One crucial feature of life is that an organism must be responsive to their environment when presented with stimuli. To determine whether SFU students were responsive to their environment, our researchers examined the ecosystem of the ‘145 bus’ on a Monday morning. This was an ideal place to study the behaviour of SFU students, as they congregate in extremely dense groups in the ‘145 bus’ ecosystem.
Our researchers altered the ecosystem to attempt to elicit a response in the students, by announcing over the bus speaker that a zombie apocalypse had begun and the passengers would be converted to the undead faction upon their arrival at SFU Transportation Centre Bay 3. However, of the 150 students studied, the behaviour of not a single student changed. 90% of the SFU students continued to simultaneously sleep while vaguely scrolling through Instagram or Reddit. The other 10% continued frantically cramming an entire textbook in the 20-minute journey. This suggests that SFU students are completely unresponsive even to a massive threat to their alleged status as mortal beings.
It is worth noting a possible error in this experiment, being that the students studied were either listening to music (38%) or pretending to listen to music to avoid social interaction of any sort (62%), perhaps distracting them from the zombie threat. However, the researchers say this is not an error, but a causal factor that further supports their hypothesis.

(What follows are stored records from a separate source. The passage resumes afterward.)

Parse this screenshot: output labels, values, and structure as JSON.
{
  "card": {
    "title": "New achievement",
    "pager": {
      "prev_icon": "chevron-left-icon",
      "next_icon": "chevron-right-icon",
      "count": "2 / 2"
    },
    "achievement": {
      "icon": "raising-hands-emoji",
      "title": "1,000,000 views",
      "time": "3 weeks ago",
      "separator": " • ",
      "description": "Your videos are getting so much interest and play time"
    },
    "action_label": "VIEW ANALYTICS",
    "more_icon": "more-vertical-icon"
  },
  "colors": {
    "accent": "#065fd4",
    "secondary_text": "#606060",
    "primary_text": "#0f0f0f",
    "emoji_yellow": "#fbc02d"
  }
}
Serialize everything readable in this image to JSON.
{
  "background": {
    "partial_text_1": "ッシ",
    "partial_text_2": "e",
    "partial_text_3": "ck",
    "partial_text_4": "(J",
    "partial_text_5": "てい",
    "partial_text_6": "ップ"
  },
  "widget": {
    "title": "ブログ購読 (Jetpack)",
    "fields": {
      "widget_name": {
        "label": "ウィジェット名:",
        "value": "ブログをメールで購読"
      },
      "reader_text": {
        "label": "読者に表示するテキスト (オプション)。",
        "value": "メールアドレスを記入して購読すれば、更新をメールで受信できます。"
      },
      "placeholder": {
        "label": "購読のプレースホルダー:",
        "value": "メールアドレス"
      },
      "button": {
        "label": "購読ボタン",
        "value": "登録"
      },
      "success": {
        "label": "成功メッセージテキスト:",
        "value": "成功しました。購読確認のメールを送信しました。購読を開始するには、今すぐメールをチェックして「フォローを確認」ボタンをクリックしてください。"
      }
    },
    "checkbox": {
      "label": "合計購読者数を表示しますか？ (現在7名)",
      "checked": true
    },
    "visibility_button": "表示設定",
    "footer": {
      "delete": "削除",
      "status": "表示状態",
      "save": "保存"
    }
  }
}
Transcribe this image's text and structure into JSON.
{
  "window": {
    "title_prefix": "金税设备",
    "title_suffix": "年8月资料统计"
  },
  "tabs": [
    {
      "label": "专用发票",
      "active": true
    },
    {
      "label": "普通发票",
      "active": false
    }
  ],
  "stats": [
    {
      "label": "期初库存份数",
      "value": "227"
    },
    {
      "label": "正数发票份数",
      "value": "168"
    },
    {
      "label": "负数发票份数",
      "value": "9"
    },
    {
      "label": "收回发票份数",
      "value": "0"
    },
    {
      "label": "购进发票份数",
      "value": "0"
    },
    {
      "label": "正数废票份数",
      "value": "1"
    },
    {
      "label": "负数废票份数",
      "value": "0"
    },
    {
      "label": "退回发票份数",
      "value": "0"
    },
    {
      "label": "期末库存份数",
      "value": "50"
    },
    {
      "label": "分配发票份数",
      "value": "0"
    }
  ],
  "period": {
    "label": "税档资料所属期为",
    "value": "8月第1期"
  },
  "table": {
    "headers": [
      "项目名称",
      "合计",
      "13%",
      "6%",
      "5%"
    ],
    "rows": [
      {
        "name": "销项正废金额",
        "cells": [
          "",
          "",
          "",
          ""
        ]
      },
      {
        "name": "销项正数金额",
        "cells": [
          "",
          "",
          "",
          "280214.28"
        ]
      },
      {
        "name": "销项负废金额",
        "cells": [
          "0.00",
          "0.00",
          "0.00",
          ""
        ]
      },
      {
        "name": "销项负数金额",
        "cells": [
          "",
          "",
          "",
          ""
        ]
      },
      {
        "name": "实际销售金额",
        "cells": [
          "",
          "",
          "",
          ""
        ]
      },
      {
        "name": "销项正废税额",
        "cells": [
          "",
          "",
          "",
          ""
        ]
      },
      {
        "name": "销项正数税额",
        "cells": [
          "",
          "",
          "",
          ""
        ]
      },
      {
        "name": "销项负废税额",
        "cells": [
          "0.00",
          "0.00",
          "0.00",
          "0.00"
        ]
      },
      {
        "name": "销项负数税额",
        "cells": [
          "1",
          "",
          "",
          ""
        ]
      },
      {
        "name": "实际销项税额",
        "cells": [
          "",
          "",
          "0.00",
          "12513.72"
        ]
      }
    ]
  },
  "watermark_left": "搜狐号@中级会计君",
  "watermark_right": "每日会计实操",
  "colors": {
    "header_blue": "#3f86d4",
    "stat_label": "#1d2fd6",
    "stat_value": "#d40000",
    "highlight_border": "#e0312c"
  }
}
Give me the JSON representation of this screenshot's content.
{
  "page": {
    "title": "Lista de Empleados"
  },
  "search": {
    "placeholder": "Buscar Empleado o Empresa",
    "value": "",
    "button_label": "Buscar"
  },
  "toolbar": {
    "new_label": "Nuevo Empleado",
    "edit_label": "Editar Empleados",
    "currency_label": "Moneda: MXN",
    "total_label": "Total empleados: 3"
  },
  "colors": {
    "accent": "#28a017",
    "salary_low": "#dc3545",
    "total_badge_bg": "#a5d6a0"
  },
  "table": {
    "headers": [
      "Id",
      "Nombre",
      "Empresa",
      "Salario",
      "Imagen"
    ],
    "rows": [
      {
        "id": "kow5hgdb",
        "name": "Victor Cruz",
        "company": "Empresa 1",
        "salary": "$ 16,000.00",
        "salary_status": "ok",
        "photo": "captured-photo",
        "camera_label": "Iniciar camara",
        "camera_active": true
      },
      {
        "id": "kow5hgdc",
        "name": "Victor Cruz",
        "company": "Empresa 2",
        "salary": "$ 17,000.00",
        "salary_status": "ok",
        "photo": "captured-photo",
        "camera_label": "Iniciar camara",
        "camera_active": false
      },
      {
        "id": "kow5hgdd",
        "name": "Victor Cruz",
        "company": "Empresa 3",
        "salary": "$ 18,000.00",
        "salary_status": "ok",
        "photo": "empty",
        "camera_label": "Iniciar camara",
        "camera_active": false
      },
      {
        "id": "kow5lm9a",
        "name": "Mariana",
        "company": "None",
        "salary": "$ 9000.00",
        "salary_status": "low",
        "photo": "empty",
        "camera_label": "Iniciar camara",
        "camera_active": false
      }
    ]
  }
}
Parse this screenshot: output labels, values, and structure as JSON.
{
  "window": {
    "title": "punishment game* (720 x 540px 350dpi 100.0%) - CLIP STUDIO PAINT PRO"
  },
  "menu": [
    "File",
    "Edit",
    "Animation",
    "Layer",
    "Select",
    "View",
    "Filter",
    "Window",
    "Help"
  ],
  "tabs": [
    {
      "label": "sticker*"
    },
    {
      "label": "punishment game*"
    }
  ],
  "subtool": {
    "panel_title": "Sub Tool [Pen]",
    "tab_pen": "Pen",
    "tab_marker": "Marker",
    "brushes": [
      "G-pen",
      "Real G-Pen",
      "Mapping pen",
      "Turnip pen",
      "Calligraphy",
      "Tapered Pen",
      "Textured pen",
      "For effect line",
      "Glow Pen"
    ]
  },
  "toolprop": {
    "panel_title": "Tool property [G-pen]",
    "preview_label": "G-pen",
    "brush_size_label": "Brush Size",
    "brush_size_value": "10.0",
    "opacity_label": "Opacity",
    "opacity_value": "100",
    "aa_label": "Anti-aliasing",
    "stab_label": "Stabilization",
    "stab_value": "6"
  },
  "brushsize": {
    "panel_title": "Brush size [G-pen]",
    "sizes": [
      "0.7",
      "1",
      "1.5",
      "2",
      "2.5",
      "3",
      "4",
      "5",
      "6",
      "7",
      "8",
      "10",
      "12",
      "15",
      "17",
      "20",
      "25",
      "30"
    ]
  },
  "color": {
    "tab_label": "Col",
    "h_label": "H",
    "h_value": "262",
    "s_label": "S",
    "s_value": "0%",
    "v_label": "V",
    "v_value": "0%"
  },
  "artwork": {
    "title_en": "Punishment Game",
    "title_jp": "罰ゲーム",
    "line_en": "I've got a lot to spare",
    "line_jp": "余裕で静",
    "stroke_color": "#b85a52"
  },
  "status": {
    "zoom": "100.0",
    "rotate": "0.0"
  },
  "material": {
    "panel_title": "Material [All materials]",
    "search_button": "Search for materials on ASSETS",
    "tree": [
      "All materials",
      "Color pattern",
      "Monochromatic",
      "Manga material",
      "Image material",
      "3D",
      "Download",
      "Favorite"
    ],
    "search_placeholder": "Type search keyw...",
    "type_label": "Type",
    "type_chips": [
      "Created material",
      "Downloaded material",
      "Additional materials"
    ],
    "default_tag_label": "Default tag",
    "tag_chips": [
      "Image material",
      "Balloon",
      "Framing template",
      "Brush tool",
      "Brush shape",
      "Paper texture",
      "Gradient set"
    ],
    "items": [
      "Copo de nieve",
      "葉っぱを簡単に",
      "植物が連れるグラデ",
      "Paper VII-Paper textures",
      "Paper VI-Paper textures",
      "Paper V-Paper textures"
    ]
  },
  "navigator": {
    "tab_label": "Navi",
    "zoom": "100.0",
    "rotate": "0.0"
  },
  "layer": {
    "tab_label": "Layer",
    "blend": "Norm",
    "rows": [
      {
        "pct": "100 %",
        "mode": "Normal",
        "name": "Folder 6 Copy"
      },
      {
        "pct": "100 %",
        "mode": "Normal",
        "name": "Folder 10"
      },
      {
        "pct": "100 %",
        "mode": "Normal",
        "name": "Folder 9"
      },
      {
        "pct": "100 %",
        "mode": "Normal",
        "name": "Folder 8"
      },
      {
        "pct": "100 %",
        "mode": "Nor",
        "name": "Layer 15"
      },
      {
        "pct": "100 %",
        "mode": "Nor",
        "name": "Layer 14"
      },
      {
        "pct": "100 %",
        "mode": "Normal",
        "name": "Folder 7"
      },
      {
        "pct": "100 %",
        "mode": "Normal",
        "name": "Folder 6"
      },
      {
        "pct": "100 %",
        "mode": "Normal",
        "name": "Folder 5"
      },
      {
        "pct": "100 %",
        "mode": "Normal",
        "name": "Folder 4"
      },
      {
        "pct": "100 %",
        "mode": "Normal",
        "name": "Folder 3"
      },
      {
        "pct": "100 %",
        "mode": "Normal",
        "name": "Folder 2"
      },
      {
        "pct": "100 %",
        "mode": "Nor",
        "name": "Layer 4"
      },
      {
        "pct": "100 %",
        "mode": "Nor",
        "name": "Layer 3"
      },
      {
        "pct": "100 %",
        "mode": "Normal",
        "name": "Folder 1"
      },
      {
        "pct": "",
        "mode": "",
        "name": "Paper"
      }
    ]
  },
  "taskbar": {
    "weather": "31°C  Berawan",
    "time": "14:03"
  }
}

A second feature of life is that an organism must be able to grow and change. Our researchers thought this requisite would be easily met by the SFU students, but they were wildly wrong. Given that SFU students are allegedly pursuing the enhancement of their cognitive abilities through education, it was hypothesized that over the course of one semester, the students would have increased their understanding of the subject studied.
Our researchers followed the students enrolled in a microbiology class. Originally, the findings were hopeful: they measured the students’ knowledge four months into the semester by analyzing the marks that students received on their final exams, and determined that students knew considerably more about obscure terminology and vague biological processes on their final exams than they did before starting the course.
However, this inference was devastatingly falsified when a sample of students were polled about the same subject the day after their final exam. Once the final exam was over, without exception these university microbiology students had forgotten literally every definition and biochemical reaction they had learned before the final exam. A shocking 84% could not even name the function of the mitochondria, suggesting that the course had not only failed to increase cognitive understanding, but had actually caused the destruction knowledge they had previously known since grade nine.
It is clear SFU students cannot be classified as alive. What, then, are they? That is a question for the natural sciences to answer in the coming years. Perhaps the answer lies in the insightful new hypothesis that, just as fire does nothing but consume biomass and leave a trail of destruction, SFU students do nothing but consume coffee and leave a trail of tears.